Glossary
img2img Workflow
A step-by-step guide to using image-to-image generation to restyle, refine, or repurpose existing photos and renders.
img2img (image-to-image) generation starts with an existing image rather than pure random noise. The pipeline adds a controlled amount of noise to your reference image, then runs the denoising process guided by your prompt, producing an output that blends your reference's structure with the prompt's direction.
The key parameter is denoising strength (also called noise strength or img2img strength): 0.0 returns the image unchanged; 1.0 is effectively pure text-to-image generation that merely uses the reference dimensions. The practical creative range is 0.3–0.75.
Common use cases: (1) Photo-to-illustration: upload a photo, prompt a painting style, set strength 0.6. (2) Render refinement: take a mediocre render, drop it into img2img at 0.35, and let the model 'polish' it while preserving composition. (3) Consistent character variation: generate a base image of your character, then img2img at 0.4 with different outfit prompts to maintain face identity.

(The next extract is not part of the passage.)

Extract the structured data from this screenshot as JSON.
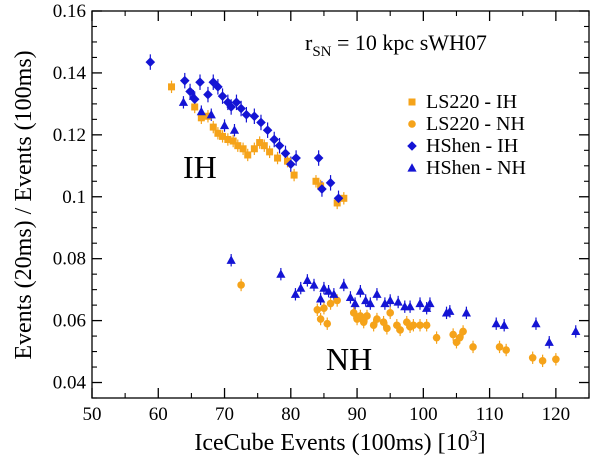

Resolution considerations: img2img works best when input and output resolution match. Upscaling a low-res input before running img2img avoids blurriness artefacts in the result.
ControlNet + img2img: combining img2img with a ControlNet depth or pose map gives you both structural reference and creative freedom — the ControlNet locks macro composition while denoising strength controls detail variation.

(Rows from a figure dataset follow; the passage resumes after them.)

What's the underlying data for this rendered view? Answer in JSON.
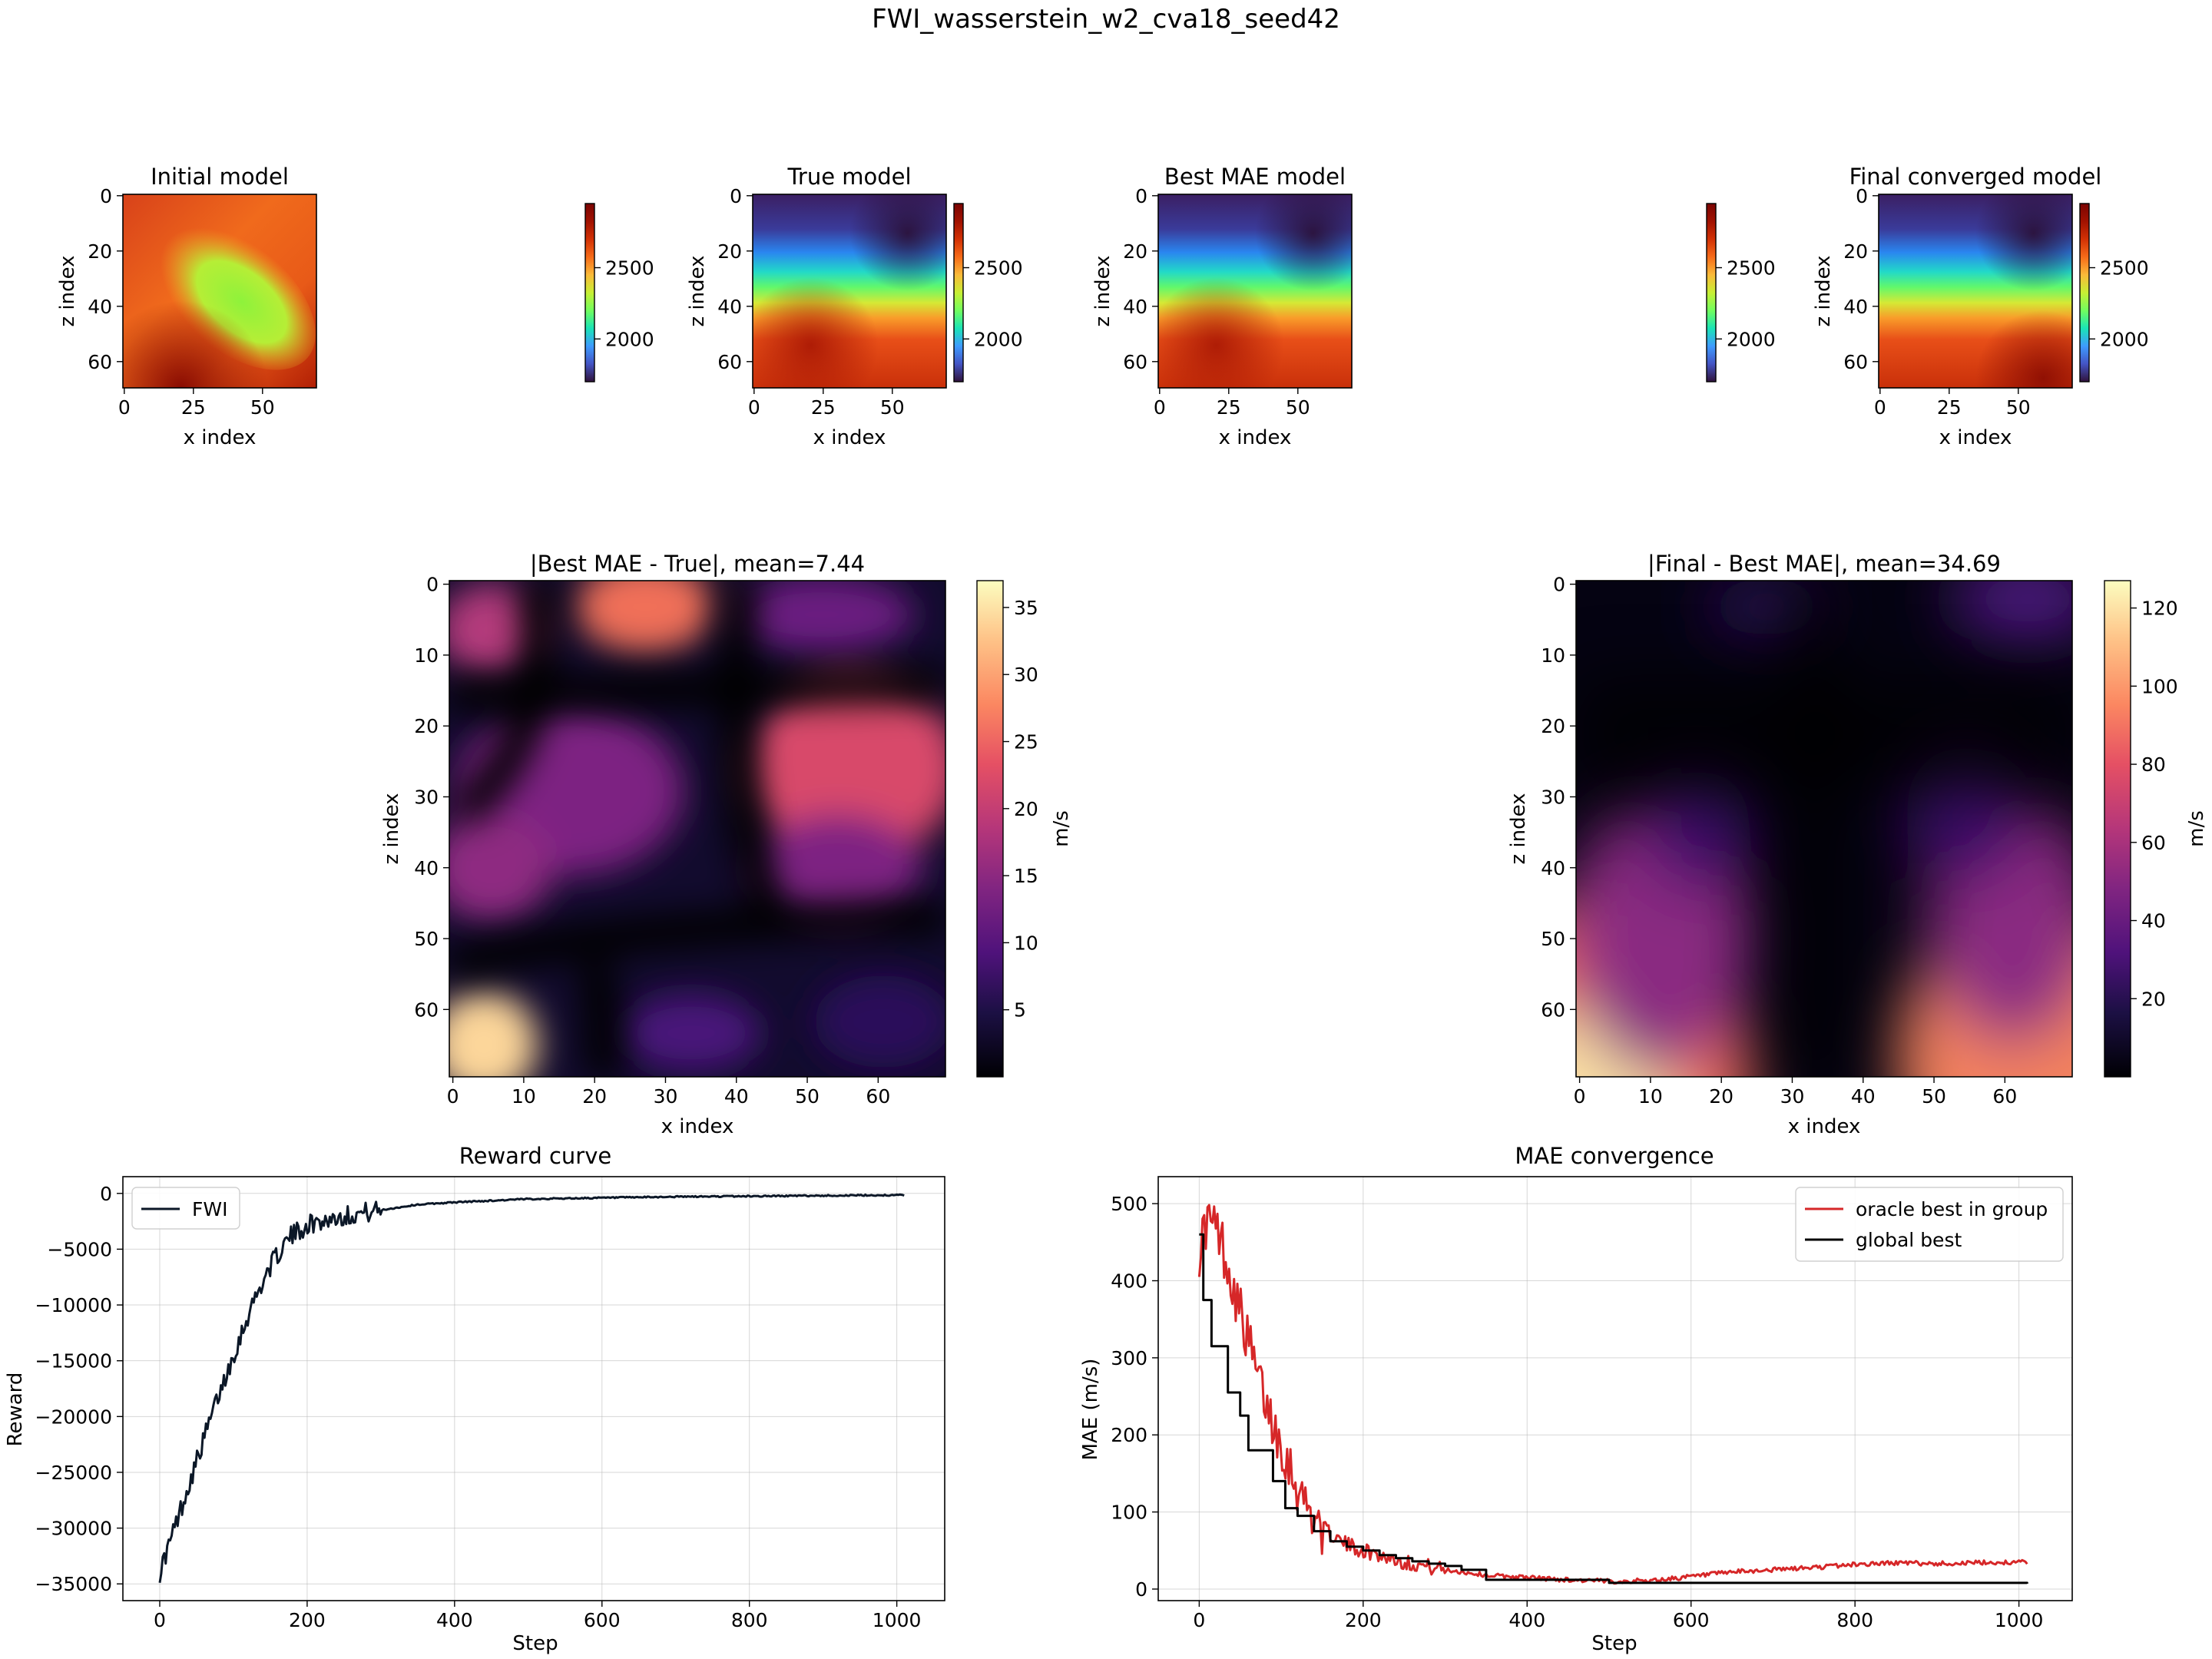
{
  "figure": {
    "title": "FWI_wasserstein_w2_cva18_seed42"
  },
  "colors": {
    "reward_line": "#0b1727",
    "oracle_line": "#d62728",
    "global_line": "#000000",
    "grid": "#b0b0b0"
  },
  "chart_data": [
    {
      "type": "heatmap",
      "title": "Initial model",
      "colormap": "turbo",
      "xlabel": "x index",
      "ylabel": "z index",
      "xticks": [
        "0",
        "25",
        "50"
      ],
      "yticks": [
        "0",
        "20",
        "40",
        "60"
      ],
      "xlim": [
        0,
        69
      ],
      "ylim": [
        69,
        0
      ],
      "colorbar_ticks": [
        "2000",
        "2500"
      ],
      "clim": [
        1700,
        2950
      ]
    },
    {
      "type": "heatmap",
      "title": "True model",
      "colormap": "turbo",
      "xlabel": "x index",
      "ylabel": "z index",
      "xticks": [
        "0",
        "25",
        "50"
      ],
      "yticks": [
        "0",
        "20",
        "40",
        "60"
      ],
      "xlim": [
        0,
        69
      ],
      "ylim": [
        69,
        0
      ],
      "colorbar_ticks": [
        "2000",
        "2500"
      ],
      "clim": [
        1700,
        2950
      ]
    },
    {
      "type": "heatmap",
      "title": "Best MAE model",
      "colormap": "turbo",
      "xlabel": "x index",
      "ylabel": "z index",
      "xticks": [
        "0",
        "25",
        "50"
      ],
      "yticks": [
        "0",
        "20",
        "40",
        "60"
      ],
      "xlim": [
        0,
        69
      ],
      "ylim": [
        69,
        0
      ]
    },
    {
      "type": "heatmap",
      "title": "Final converged model",
      "colormap": "turbo",
      "xlabel": "x index",
      "ylabel": "z index",
      "xticks": [
        "0",
        "25",
        "50"
      ],
      "yticks": [
        "0",
        "20",
        "40",
        "60"
      ],
      "xlim": [
        0,
        69
      ],
      "ylim": [
        69,
        0
      ],
      "colorbar_ticks": [
        "2000",
        "2500"
      ],
      "colorbar_ticks_final": [
        "2000",
        "2500"
      ],
      "clim": [
        1700,
        2950
      ]
    },
    {
      "type": "heatmap",
      "title": "|Best MAE - True|, mean=7.44",
      "colormap": "magma",
      "xlabel": "x index",
      "ylabel": "z index",
      "xticks": [
        "0",
        "10",
        "20",
        "30",
        "40",
        "50",
        "60"
      ],
      "yticks": [
        "0",
        "10",
        "20",
        "30",
        "40",
        "50",
        "60"
      ],
      "xlim": [
        0,
        69
      ],
      "ylim": [
        69,
        0
      ],
      "colorbar_label": "m/s",
      "colorbar_ticks": [
        "5",
        "10",
        "15",
        "20",
        "25",
        "30",
        "35"
      ],
      "clim": [
        0,
        37
      ]
    },
    {
      "type": "heatmap",
      "title": "|Final - Best MAE|, mean=34.69",
      "colormap": "magma",
      "xlabel": "x index",
      "ylabel": "z index",
      "xticks": [
        "0",
        "10",
        "20",
        "30",
        "40",
        "50",
        "60"
      ],
      "yticks": [
        "0",
        "10",
        "20",
        "30",
        "40",
        "50",
        "60"
      ],
      "xlim": [
        0,
        69
      ],
      "ylim": [
        69,
        0
      ],
      "colorbar_label": "m/s",
      "colorbar_ticks": [
        "20",
        "40",
        "60",
        "80",
        "100",
        "120"
      ],
      "clim": [
        0,
        127
      ]
    },
    {
      "type": "line",
      "title": "Reward curve",
      "xlabel": "Step",
      "ylabel": "Reward",
      "xlim": [
        -50,
        1065
      ],
      "ylim": [
        -36500,
        1500
      ],
      "xticks": [
        "0",
        "200",
        "400",
        "600",
        "800",
        "1000"
      ],
      "yticks": [
        "0",
        "−5000",
        "−10000",
        "−15000",
        "−20000",
        "−25000",
        "−30000",
        "−35000"
      ],
      "grid": true,
      "legend": "top-left",
      "series": [
        {
          "name": "FWI",
          "x": [
            0,
            25,
            50,
            75,
            100,
            125,
            150,
            175,
            200,
            250,
            300,
            350,
            400,
            500,
            600,
            700,
            800,
            900,
            1010
          ],
          "values": [
            -34000,
            -29000,
            -24000,
            -19000,
            -14500,
            -10000,
            -6500,
            -4000,
            -2800,
            -2000,
            -1500,
            -1000,
            -800,
            -500,
            -400,
            -300,
            -250,
            -200,
            -150
          ]
        }
      ]
    },
    {
      "type": "line",
      "title": "MAE convergence",
      "xlabel": "Step",
      "ylabel": "MAE (m/s)",
      "xlim": [
        -50,
        1065
      ],
      "ylim": [
        -15,
        535
      ],
      "xticks": [
        "0",
        "200",
        "400",
        "600",
        "800",
        "1000"
      ],
      "yticks": [
        "0",
        "100",
        "200",
        "300",
        "400",
        "500"
      ],
      "grid": true,
      "legend": "top-right",
      "series": [
        {
          "name": "oracle best in group",
          "x": [
            0,
            10,
            25,
            40,
            55,
            70,
            85,
            100,
            125,
            150,
            175,
            200,
            250,
            300,
            350,
            400,
            450,
            500,
            550,
            600,
            650,
            700,
            750,
            800,
            850,
            900,
            950,
            1000,
            1010
          ],
          "values": [
            440,
            480,
            460,
            400,
            340,
            280,
            230,
            190,
            120,
            80,
            60,
            50,
            35,
            25,
            18,
            15,
            12,
            10,
            11,
            16,
            22,
            25,
            28,
            32,
            34,
            33,
            34,
            35,
            35
          ]
        },
        {
          "name": "global best",
          "x": [
            0,
            5,
            15,
            35,
            50,
            60,
            75,
            90,
            105,
            120,
            140,
            160,
            180,
            200,
            220,
            240,
            260,
            280,
            300,
            320,
            350,
            500,
            1010
          ],
          "values": [
            460,
            375,
            315,
            255,
            225,
            180,
            180,
            140,
            105,
            95,
            75,
            62,
            55,
            50,
            44,
            40,
            36,
            33,
            30,
            25,
            12,
            8,
            7
          ]
        }
      ]
    }
  ]
}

Frequently Asked Questions
- What denoising strength should I use for subtle style changes?
- 0.25–0.45 for subtle changes that preserve most of the original composition. 0.55–0.75 for significant style shifts that keep only the rough layout.

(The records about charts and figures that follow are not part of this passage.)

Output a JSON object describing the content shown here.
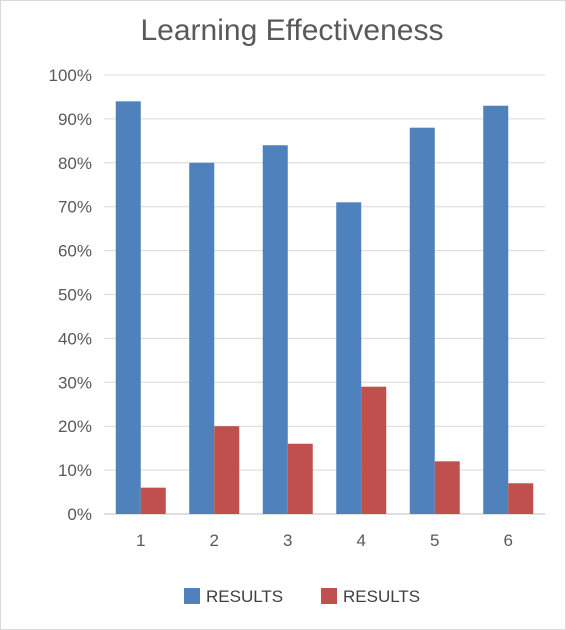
{
  "chart_data": {
    "type": "bar",
    "title": "Learning Effectiveness",
    "categories": [
      "1",
      "2",
      "3",
      "4",
      "5",
      "6"
    ],
    "series": [
      {
        "name": "RESULTS",
        "color": "#4f81bd",
        "values": [
          94,
          80,
          84,
          71,
          88,
          93
        ]
      },
      {
        "name": "RESULTS",
        "color": "#c0504d",
        "values": [
          6,
          20,
          16,
          29,
          12,
          7
        ]
      }
    ],
    "ylim": [
      0,
      100
    ],
    "y_ticks": [
      "0%",
      "10%",
      "20%",
      "30%",
      "40%",
      "50%",
      "60%",
      "70%",
      "80%",
      "90%",
      "100%"
    ],
    "y_unit": "%",
    "grid": true,
    "legend_position": "bottom"
  }
}
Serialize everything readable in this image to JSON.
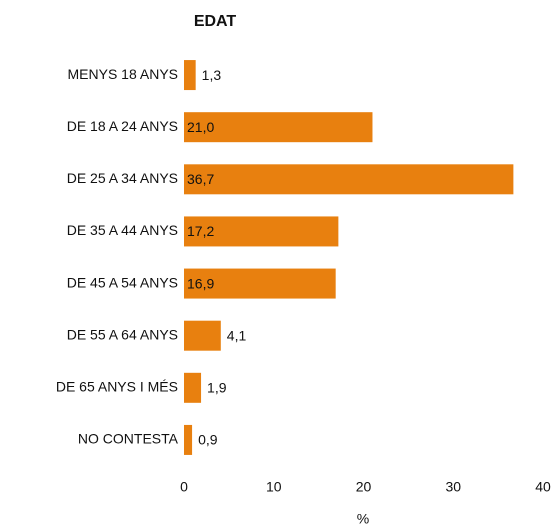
{
  "chart_data": {
    "type": "bar",
    "orientation": "horizontal",
    "title": "EDAT",
    "categories": [
      "MENYS 18 ANYS",
      "DE 18 A 24 ANYS",
      "DE 25 A 34 ANYS",
      "DE 35 A 44 ANYS",
      "DE 45 A 54 ANYS",
      "DE 55 A 64 ANYS",
      "DE 65 ANYS I MÉS",
      "NO CONTESTA"
    ],
    "values": [
      1.3,
      21.0,
      36.7,
      17.2,
      16.9,
      4.1,
      1.9,
      0.9
    ],
    "value_labels": [
      "1,3",
      "21,0",
      "36,7",
      "17,2",
      "16,9",
      "4,1",
      "1,9",
      "0,9"
    ],
    "color": "#e8800f",
    "xlabel": "%",
    "xlim": [
      0,
      40
    ],
    "xticks": [
      0,
      10,
      20,
      30,
      40
    ],
    "grid": false
  }
}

- Can img2img improve image quality?
- Yes. Running a lower-quality render through img2img at 0.3–0.5 with a quality-focused prompt is a common post-processing trick to add detail without changing composition.
- What is the difference between img2img and inpainting?
- img2img applies changes to the whole image. Inpainting applies changes only to a masked region, leaving the rest untouched.
- Does img2img work for videos?
- Frame-by-frame img2img (with temporal consistency measures) is the basis of AI video style transfer, but dedicated video diffusion models like Kling or Stable Video Diffusion handle this more coherently.